The president of North Carolina's NAACP, the Rev. William Barber, held a news conference Friday outside the courthouse in Wilson in support of John McNeil, who went to high school there.
McNeil is serving a life sentence. He has said he had little choice but to open fire when Brian Epp charged at him with a knife during a December 2005 shouting match.
"John McNeil was afraid for his life and his son's life and he did what any father would do - any true protector of his family," offered Barber Friday.
But the Georgia Supreme Court has upheld McNeil's murder conviction. While the court majority upheld his conviction, the chief justice wrote a dissenting opinion saying there's no way he should have been jailed in the first place.
"There's no judge, no jury, anywhere, if you take race out of it, who would have ever convicted John McNeil said Al McSurley, a civil rights attorney who attended Friday's news conference.

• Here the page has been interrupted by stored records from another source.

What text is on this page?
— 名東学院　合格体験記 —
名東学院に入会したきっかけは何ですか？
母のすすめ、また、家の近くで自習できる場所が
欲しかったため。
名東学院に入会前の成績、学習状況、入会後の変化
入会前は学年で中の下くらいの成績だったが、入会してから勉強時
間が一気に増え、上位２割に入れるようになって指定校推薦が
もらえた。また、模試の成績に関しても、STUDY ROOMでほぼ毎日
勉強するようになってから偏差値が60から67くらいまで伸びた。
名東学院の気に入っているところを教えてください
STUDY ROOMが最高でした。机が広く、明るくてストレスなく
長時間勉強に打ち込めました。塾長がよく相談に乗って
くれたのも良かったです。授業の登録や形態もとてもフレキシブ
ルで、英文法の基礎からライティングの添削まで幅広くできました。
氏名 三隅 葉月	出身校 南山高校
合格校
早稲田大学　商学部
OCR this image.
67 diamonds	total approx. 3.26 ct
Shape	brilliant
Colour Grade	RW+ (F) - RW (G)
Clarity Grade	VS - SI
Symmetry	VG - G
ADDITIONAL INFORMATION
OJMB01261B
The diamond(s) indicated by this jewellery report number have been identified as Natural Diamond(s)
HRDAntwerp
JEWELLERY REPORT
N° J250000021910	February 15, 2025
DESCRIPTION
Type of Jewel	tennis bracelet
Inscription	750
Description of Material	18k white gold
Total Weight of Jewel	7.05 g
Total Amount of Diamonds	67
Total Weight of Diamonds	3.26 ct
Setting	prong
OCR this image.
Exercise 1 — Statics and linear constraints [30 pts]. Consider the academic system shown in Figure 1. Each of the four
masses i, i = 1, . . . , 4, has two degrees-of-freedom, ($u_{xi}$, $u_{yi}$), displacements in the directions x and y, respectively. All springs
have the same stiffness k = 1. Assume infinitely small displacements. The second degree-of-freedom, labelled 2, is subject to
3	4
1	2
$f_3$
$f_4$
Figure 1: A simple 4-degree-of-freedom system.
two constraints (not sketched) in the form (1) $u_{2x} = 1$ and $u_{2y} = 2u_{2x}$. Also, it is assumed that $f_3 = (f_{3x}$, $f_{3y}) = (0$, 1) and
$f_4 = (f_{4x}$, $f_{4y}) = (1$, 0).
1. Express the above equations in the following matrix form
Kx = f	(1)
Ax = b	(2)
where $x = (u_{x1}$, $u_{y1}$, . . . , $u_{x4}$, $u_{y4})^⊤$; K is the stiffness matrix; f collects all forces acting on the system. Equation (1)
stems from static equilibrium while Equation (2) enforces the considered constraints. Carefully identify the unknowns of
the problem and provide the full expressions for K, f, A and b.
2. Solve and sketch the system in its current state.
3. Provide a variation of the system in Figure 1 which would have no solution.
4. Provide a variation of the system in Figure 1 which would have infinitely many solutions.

McNeil's wife, Anita, lives in Wilson and also attended the news conference Friday. She said she and her husband were high school sweethearts in Wilson. He became a successful salesman in Cobb County, Georgia, where they were the only black family in an affluent white neighborhood. The man McNeil shot was also white.
Anita McNeil told reporters she's not angry, just sad. She's battling an aggressive cancer and says she doesn't have the strength to hold a grudge. But, she is determined to keep fighting for her husband and fighting for what she says is right.
"Whether it's this time, my lifetime, that one day, we will get to a place where everything will be equal and there will be justice for everybody," she said.
The family is now resting its hopes on getting a new trial based on new evidence that's come out since McNeil's conviction.